The Ghana National Chamber of Commerce and Industry (GNCCI) has expressed concern over the lack of a short-term plan to address the cedi’s depreciation, which has affected local businesses.

The cedi continues to give grounds to the US dollar with the year-to-date depreciation at 17.88%. It is presently going for GH¢14.90 to a dollar on the retail forex market.

Businesses have expressed their frustration at the state of the cedi.

Some financial and currency analysts believe the depreciation is due to supply and demand fluctuations, the lack of access to international capital markets, a shortage of foreign direct investment, poor cocoa harvests, and the government/ Bank of Ghana averting the leakage of foreign remittances.

According to the Chief Executive Officer of GNCCI, Mark Badu-Aboagye, there is an urgent need for the government to implement short-term measures to halt the rapid decline of the local currency.

He warned that many businesses could collapse without immediate intervention before any long-term solutions take effect.

Mr. Badu-Aboagye’s comments follow a deputy minister for finance’s statement of a long-term national framework to address the cedi depreciation.

In an interview on May 29, Dr Stephen Amoah indicated that the flagbearer of the New Patriotic Party (NPP), Dr Mahamudu Bawumia, will draft a long-term national framework that will fight and reverse the cedi’s sharp depreciation against the US dollar if he is elected president.

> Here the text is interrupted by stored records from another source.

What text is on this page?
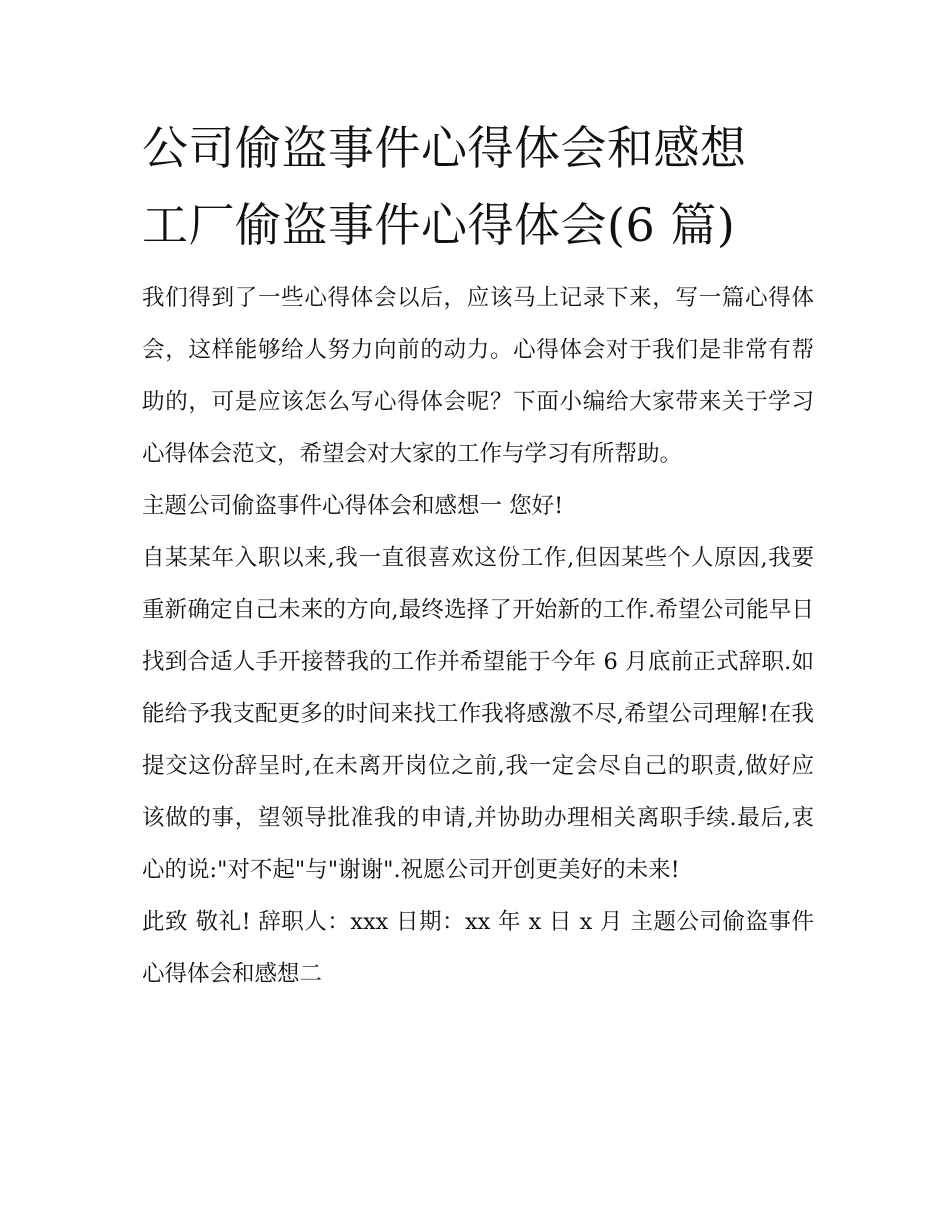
公司偷盗事件心得体会和感想
工厂偷盗事件心得体会(6 篇)

我们得到了一些心得体会以后，应该马上记录下来，写一篇心得体会，这样能够给人努力向前的动力。心得体会对于我们是非常有帮助的，可是应该怎么写心得体会呢？下面小编给大家带来关于学习心得体会范文，希望会对大家的工作与学习有所帮助。

主题公司偷盗事件心得体会和感想一 您好!

自某某年入职以来,我一直很喜欢这份工作,但因某些个人原因,我要重新确定自己未来的方向,最终选择了开始新的工作.希望公司能早日找到合适人手开接替我的工作并希望能于今年 6 月底前正式辞职.如能给予我支配更多的时间来找工作我将感激不尽,希望公司理解!在我提交这份辞呈时,在未离开岗位之前,我一定会尽自己的职责,做好应该做的事，望领导批准我的申请,并协助办理相关离职手续.最后,衷心的说:"对不起"与"谢谢".祝愿公司开创更美好的未来!

此致 敬礼! 辞职人：xxx 日期：xx 年 x 日 x 月 主题公司偷盗事件心得体会和感想二
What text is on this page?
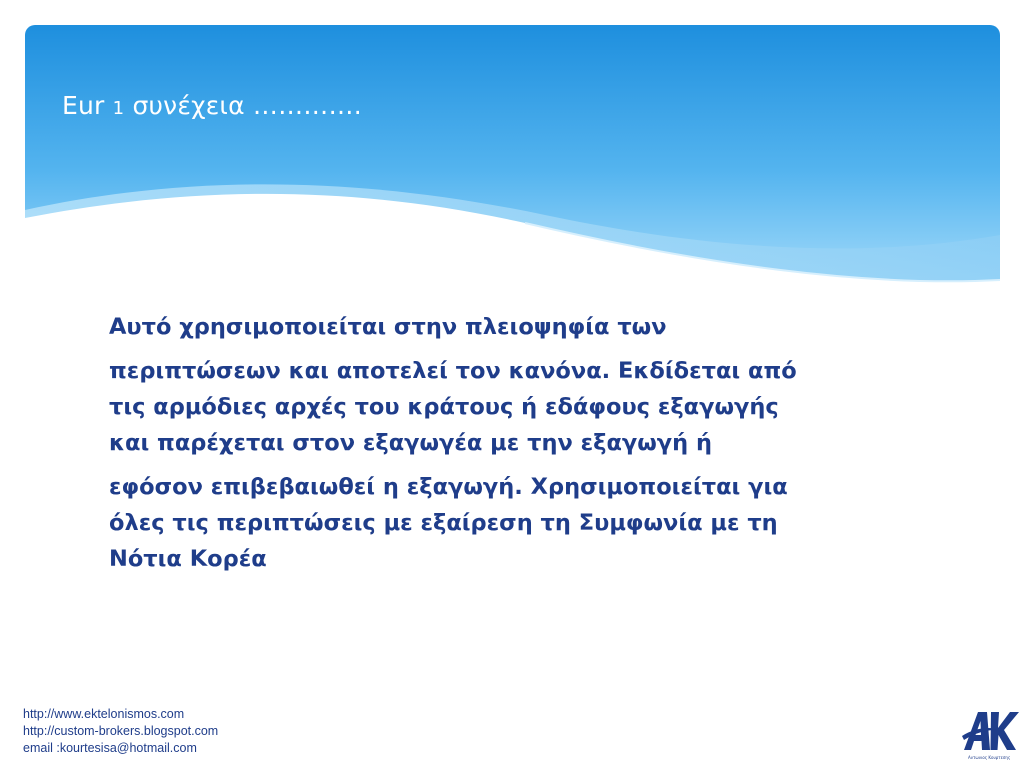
Eur 1 συνέχεια ………….

Αυτό χρησιμοποιείται στην πλειοψηφία των
περιπτώσεων και αποτελεί τον κανόνα. Εκδίδεται από
τις αρμόδιες αρχές του κράτους ή εδάφους εξαγωγής
και παρέχεται στον εξαγωγέα με την εξαγωγή ή
εφόσον επιβεβαιωθεί η εξαγωγή. Χρησιμοποιείται για
όλες τις περιπτώσεις με εξαίρεση τη Συμφωνία με τη
Νότια Κορέα

http://www.ektelonismos.com
http://custom-brokers.blogspot.com
email :kourtesisa@hotmail.com
Αντωνιος Κουρτεσης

“We are doing our best to stabilise the cedi, which I said is a short-term approach, but we need a long-term approach to resolve the issue through a framework, and then I proposed that to achieve that, we will design a long-term approach when Dr Mahamudu Bawumia is elected president.”

But Mr Badu-Aboagye cautioned against relying solely on long-term plans, stressing the immediate needs of businesses.

“For a business, we need to survive in the short term before we talk about the long term. Fine, the minister said that Bawumia will come out with a longer-term structure. That is fine but by the time he comes back with that long-term structure, I bet you a lot of businesses would have collapsed,” he stated.

He also highlighted challenges in Ghana’s competitiveness in the international market and questioned the viability of the country’s export strategy.

“We keep saying we want to structure our economy and export more. The question we should ask is, what are we exporting? Are we competitive in the international market?

“If we take our product to the international market, will somebody choose our product against the one coming from another country with high quality and low price?

“It is extremely difficult to produce in this country. So, people will produce and would not be able to sell on the international market, and he will not be able to get the foreign exchange into this country,” he stated.